La question posée à la Cour de cassation était de savoir si la clause prévoyant la résiliation de plein droit du contrat après une mise en demeure de régler une ou plusieurs échéances impayées sans préavis d'une durée raisonnable était abusive au sens de l'article L. 132-1 du code de la consommation.

Décision de la cour de cassation : La Cour de cassation a jugé que la clause en question était abusive. Elle a considéré que cette clause créait un déséquilibre significatif entre les droits et obligations des parties, au détriment du consommateur. En effet, cette clause exposait le consommateur à une aggravation soudaine des conditions de remboursement, sans prévoir de mécanisme permettant la régularisation d'un retard de paiement.

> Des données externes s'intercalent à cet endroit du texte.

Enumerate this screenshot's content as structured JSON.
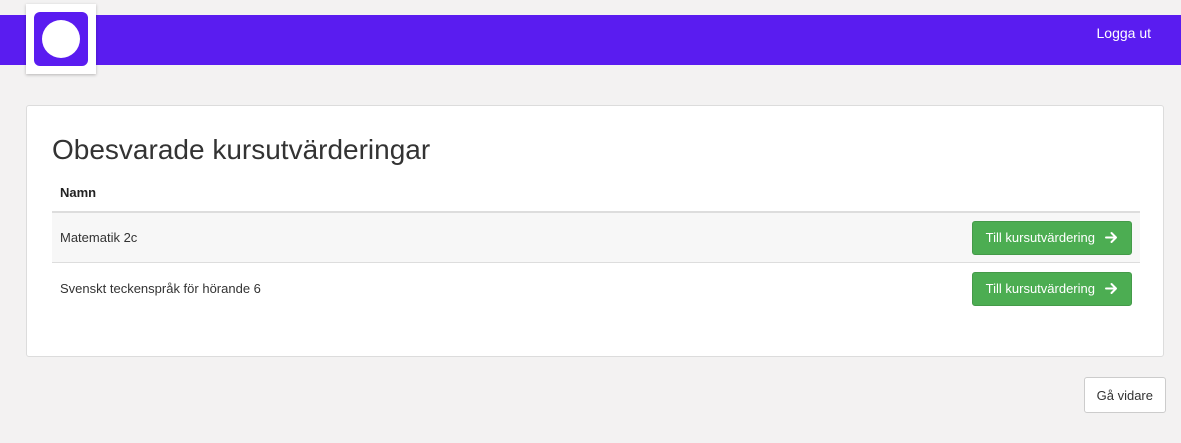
{
  "header": {
    "logout_label": "Logga ut"
  },
  "main": {
    "title": "Obesvarade kursutvärderingar",
    "table": {
      "column_name": "Namn",
      "rows": [
        {
          "name": "Matematik 2c",
          "action_label": "Till kursutvärdering"
        },
        {
          "name": "Svenskt teckenspråk för hörande 6",
          "action_label": "Till kursutvärdering"
        }
      ]
    }
  },
  "footer": {
    "next_label": "Gå vidare"
  },
  "colors": {
    "brand": "#5a1cf0",
    "success": "#4cad52"
  },
  "icons": {
    "logo": "circle-logo-icon",
    "action_arrow": "arrow-right-icon"
  }
}
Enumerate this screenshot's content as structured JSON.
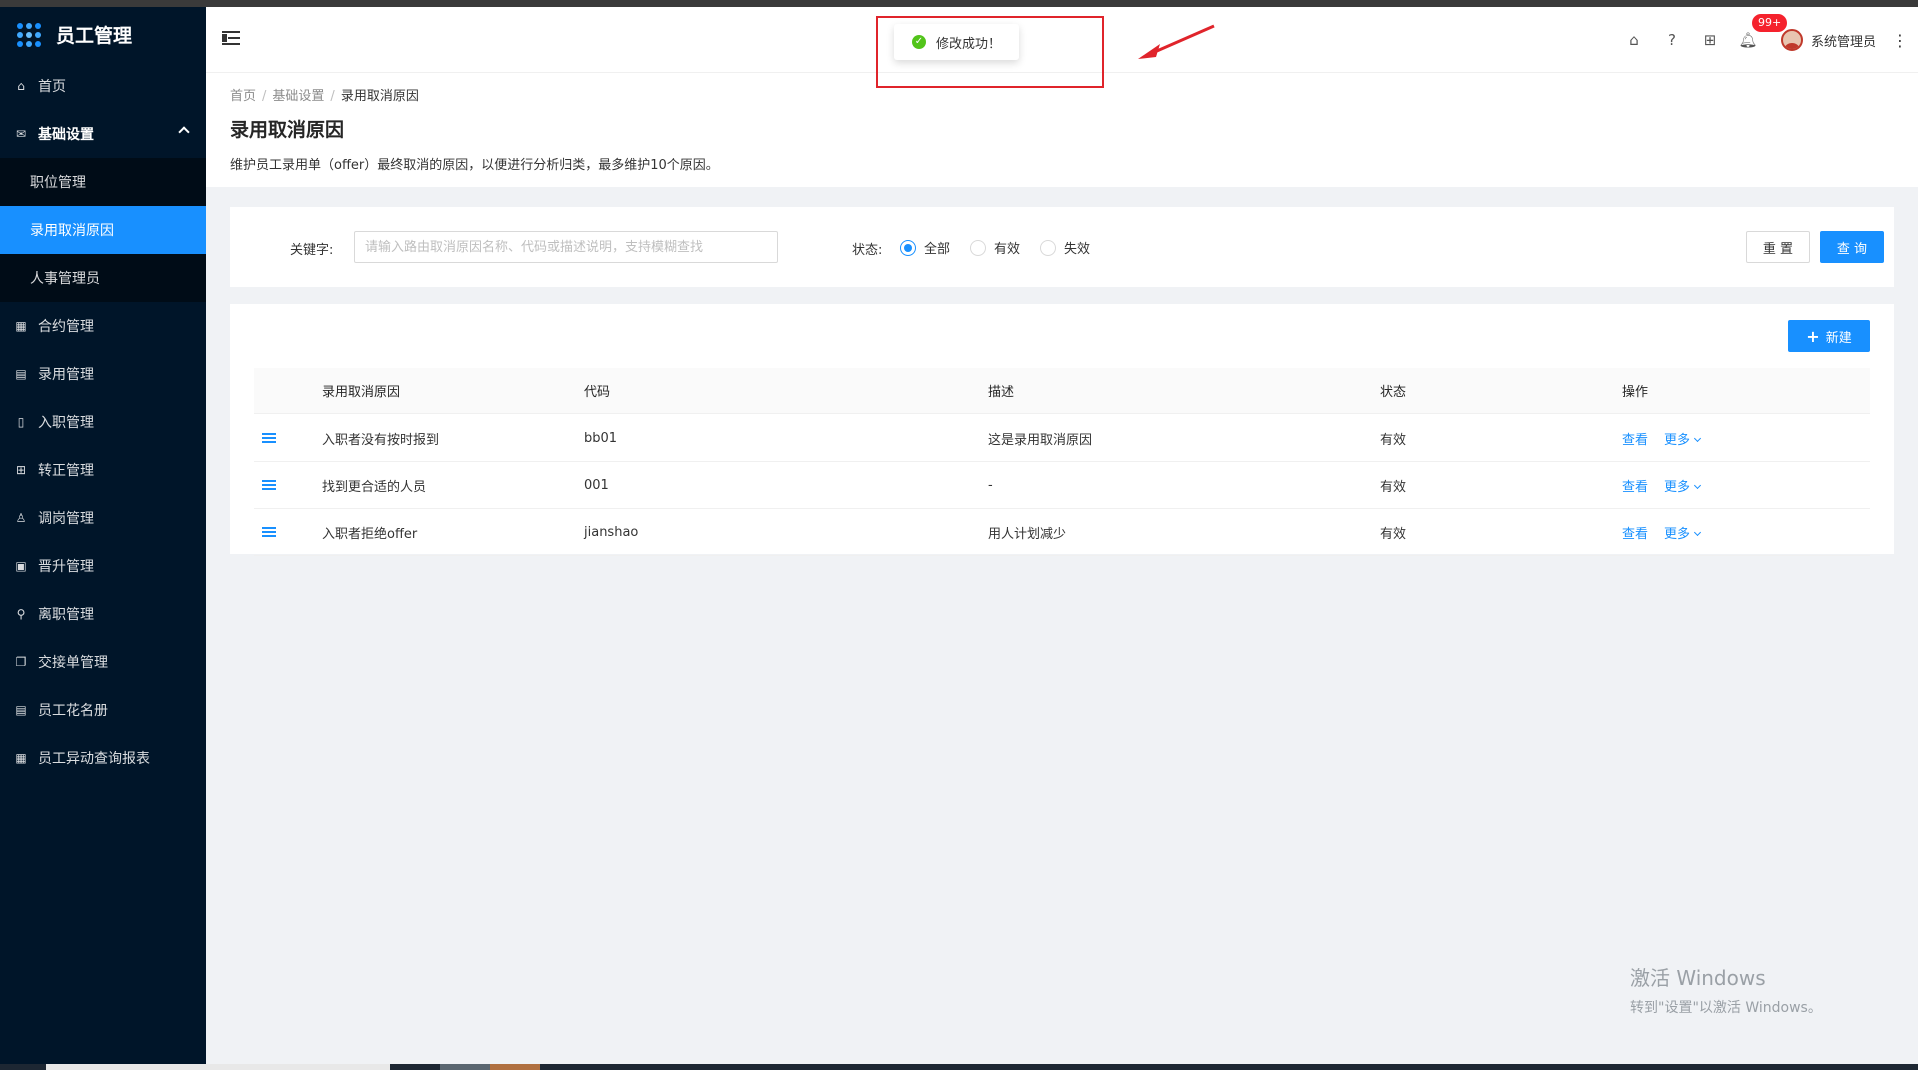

Portée : La décision de la Cour de cassation confirme la jurisprudence selon laquelle les clauses créant un déséquilibre significatif entre les droits et obligations des parties sont abusives. Elle rappelle que dans les contrats conclus entre professionnels et non-professionnels ou consommateurs, il est interdit de prévoir des clauses qui désavantagent excessivement le consommateur. Cette décision renforce la protection des consommateurs contre les clauses abusives dans les contrats de prêt immobilier.

Textes visés : Article L. 132-1, dans sa rédaction antérieure à celle issue de la loi n° 2008-776 du 4 août 2008, du code de la consommation.